Je débarque chez lui. Je me doutais bien que ce serait à son image. Tout s’écroule, c’est sombre, et silencieux. J’ai bien fait de venir à l’improviste, il aurait trouvé un prétexte pour ne pas être disponible. Mais je veux voir où il dort.
Je suis surprise qu’il m’ait ouvert. Il avait sa cigarette au coin de la bouche. En me voyant il a baissé les yeux et m’a laissée passer. Il m’a suivie et s’est assis, sans un mot, sur les marches de l’escalier.
Tous ses gestes sont à économie d’énergie. Toute sa maison est à économie d’énergie, d’ailleurs. Mais je ne suis pas certaine que ce soit pour faire plaisir à Europe écologie les Verts : l’électricité ne fonctionne plus, il vit dans la pénombre. EDF ne fait pas dans la dentelle.
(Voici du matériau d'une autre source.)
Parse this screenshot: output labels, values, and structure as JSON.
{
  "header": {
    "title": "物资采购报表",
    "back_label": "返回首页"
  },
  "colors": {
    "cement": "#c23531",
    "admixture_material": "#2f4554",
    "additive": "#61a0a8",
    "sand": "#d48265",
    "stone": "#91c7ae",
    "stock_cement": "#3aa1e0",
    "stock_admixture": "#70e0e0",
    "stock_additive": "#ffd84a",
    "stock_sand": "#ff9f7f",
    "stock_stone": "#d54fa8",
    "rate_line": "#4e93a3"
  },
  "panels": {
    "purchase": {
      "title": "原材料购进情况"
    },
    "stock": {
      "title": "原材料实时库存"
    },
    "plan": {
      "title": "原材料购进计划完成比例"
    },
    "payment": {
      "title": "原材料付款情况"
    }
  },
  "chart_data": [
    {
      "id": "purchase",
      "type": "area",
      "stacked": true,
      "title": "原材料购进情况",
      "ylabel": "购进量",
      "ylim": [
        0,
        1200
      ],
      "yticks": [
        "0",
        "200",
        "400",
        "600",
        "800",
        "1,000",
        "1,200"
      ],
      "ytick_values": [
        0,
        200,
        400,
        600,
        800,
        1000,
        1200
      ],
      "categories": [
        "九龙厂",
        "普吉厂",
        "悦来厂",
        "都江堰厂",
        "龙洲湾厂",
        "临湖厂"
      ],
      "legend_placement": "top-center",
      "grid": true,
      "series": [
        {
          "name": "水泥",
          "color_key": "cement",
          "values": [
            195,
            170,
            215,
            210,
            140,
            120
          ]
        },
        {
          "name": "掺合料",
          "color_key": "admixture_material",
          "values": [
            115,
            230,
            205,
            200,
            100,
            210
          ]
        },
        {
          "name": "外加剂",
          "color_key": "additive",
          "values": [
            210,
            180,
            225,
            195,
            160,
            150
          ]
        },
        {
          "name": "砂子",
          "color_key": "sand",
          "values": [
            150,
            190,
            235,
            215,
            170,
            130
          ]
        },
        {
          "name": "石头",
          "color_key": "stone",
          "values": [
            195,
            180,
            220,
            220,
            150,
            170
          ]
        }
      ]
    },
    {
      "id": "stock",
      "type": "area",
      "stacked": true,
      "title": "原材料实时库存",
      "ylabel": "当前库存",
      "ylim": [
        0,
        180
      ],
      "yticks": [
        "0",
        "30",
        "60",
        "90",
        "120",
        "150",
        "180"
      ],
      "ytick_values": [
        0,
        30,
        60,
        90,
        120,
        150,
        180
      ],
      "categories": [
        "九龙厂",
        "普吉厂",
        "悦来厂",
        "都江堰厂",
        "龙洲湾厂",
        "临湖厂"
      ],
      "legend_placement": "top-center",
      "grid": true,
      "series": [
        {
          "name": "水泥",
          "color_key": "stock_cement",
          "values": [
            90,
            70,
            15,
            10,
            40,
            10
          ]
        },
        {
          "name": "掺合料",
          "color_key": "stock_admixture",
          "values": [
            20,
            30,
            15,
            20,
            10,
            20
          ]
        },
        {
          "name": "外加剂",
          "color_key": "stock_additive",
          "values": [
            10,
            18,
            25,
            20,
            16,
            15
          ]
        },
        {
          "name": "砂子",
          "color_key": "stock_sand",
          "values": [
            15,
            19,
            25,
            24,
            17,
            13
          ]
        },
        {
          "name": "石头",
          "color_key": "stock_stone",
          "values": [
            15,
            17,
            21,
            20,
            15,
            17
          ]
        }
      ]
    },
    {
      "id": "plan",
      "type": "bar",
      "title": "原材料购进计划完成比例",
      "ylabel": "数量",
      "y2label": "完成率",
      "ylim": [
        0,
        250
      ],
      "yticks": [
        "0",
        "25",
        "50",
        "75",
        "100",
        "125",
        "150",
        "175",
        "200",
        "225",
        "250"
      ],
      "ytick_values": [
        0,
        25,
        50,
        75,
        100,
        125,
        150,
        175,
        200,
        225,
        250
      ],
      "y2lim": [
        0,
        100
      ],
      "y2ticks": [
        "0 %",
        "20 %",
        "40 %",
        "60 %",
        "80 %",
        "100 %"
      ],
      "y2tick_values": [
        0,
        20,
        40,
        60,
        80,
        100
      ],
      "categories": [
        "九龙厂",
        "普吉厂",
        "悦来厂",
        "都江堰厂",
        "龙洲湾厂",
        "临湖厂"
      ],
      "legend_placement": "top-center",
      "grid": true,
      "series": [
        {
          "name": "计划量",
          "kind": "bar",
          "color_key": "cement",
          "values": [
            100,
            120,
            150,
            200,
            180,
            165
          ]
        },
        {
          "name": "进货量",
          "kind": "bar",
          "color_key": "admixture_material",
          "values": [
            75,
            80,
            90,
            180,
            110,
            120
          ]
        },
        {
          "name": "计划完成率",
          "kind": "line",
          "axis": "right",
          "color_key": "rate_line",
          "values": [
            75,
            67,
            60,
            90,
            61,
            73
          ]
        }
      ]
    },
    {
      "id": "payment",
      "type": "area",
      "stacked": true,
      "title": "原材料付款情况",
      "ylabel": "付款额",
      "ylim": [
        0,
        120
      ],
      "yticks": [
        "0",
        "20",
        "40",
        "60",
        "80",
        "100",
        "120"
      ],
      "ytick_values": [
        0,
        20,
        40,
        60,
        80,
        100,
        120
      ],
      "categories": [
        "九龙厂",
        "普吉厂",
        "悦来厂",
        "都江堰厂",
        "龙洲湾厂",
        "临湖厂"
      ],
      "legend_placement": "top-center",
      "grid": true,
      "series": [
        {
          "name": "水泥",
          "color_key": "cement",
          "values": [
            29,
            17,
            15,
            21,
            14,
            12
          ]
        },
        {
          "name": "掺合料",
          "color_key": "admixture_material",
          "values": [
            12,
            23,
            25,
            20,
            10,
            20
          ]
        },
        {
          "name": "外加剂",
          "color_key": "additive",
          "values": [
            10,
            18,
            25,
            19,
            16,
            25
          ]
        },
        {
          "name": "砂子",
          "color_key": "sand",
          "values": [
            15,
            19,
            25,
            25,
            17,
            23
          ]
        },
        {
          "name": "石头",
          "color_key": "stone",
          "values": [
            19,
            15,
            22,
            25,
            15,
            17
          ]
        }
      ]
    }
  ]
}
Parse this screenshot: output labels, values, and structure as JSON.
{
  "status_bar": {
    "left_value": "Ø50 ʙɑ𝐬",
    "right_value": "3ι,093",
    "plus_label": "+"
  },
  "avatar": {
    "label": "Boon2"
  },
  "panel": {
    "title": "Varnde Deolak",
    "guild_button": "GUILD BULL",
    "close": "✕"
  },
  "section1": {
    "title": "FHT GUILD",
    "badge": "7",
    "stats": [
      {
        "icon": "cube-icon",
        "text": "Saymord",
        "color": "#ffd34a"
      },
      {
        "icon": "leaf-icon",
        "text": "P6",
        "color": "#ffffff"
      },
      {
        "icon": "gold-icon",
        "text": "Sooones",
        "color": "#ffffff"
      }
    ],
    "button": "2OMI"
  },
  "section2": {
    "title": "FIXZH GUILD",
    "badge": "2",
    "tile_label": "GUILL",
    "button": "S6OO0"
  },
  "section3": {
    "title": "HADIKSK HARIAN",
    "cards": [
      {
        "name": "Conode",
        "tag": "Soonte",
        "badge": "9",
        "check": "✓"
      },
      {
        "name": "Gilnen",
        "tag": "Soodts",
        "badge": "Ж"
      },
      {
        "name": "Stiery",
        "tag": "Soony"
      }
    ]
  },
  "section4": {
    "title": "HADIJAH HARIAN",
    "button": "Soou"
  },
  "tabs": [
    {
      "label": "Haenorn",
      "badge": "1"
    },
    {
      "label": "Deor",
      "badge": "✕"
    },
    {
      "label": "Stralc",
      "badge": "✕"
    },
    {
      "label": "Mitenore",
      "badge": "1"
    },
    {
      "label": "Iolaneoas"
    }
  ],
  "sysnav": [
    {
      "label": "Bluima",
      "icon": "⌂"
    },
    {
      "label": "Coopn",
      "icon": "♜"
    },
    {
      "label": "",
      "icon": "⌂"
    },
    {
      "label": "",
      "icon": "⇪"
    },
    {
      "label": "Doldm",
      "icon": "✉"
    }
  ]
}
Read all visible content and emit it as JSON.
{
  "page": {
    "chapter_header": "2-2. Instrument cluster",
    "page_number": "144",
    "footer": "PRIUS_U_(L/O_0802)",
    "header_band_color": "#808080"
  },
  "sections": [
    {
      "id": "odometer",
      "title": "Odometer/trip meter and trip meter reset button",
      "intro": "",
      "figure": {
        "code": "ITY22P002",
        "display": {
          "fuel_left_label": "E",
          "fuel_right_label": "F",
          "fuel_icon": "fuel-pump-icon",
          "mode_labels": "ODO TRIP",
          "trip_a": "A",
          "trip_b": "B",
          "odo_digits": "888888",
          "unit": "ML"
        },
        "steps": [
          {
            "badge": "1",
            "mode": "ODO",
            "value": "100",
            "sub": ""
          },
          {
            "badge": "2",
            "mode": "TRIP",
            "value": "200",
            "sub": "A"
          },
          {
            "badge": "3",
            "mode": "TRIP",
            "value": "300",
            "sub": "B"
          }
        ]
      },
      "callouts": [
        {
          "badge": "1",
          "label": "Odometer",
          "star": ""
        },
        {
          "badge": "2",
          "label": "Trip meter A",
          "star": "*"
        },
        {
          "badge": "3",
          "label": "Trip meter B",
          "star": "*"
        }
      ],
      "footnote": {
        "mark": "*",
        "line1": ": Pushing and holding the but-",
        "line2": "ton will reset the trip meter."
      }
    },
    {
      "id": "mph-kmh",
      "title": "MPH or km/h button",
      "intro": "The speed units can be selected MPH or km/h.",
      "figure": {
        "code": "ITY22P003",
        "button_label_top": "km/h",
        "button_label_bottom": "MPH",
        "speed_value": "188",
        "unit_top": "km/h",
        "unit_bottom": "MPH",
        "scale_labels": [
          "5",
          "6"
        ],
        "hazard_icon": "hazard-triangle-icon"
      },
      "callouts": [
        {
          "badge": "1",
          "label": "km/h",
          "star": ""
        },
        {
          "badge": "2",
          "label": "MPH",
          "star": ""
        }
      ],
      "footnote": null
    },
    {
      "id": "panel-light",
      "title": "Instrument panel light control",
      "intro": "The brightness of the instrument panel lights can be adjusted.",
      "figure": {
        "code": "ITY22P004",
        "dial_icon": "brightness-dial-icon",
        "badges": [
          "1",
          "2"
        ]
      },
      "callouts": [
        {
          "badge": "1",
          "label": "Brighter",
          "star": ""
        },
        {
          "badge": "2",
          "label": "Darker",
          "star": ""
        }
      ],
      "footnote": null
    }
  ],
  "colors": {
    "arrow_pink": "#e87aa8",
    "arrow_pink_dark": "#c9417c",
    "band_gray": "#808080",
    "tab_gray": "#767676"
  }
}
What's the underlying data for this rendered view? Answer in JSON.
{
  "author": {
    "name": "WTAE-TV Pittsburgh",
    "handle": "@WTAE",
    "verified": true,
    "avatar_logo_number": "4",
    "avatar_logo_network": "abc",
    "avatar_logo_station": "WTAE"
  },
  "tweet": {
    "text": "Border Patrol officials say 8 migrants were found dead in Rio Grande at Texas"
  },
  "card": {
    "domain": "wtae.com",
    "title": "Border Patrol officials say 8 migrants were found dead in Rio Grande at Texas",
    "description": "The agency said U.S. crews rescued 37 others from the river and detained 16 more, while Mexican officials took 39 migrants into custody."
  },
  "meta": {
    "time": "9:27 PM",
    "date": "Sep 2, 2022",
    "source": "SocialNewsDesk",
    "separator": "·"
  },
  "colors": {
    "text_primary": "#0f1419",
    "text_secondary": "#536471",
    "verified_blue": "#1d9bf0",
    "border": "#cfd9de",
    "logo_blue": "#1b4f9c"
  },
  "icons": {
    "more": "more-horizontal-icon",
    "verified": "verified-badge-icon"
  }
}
Et puis il lève les yeux vers moi. Il écrase sa cigarette dans le cendrier qui déborde au pied de l’escalier. Il se lève en s’appuyant sur son genou, lentement il déplie sa grande carcasse. Il se dirige vers ce qui a du être une cuisine un jour, prend deux bières dans un frigo ouvert et m’en tend une. Le bruit de la bière tiède qui coule dans sa gorge. En écho, le bruit de la bière qui coule dans ma gorge. Ce n’est pas très réglementaire, mais j’ai toujours eu du mal à faire la part des choses entre mon travail et ma vie privée.
Après cette bière bue en silence, je m’approche d’un meuble sur lequel est posée la photo abimée d’une petite maison. Il me regarde faire, puis me rejoint. Dans un français malhabile, il me dit qu’il s’agit de sa maison, de celle de sa vie d’avant. C’est une petite maison proprette, on a du mal à imaginer qu’elle ait pu appartenir un jour à l’homme que j’ai devant moi. Il me dit que c’est là qu’il retournera. C’est la première fois que j’entends autant d’assurance dans sa voix.
Je n’obtiendrai rien d’autre de lui aujourd’hui. Il décapsule une autre bière, ouvre la porte, et me montre la sortie d’un regard fier.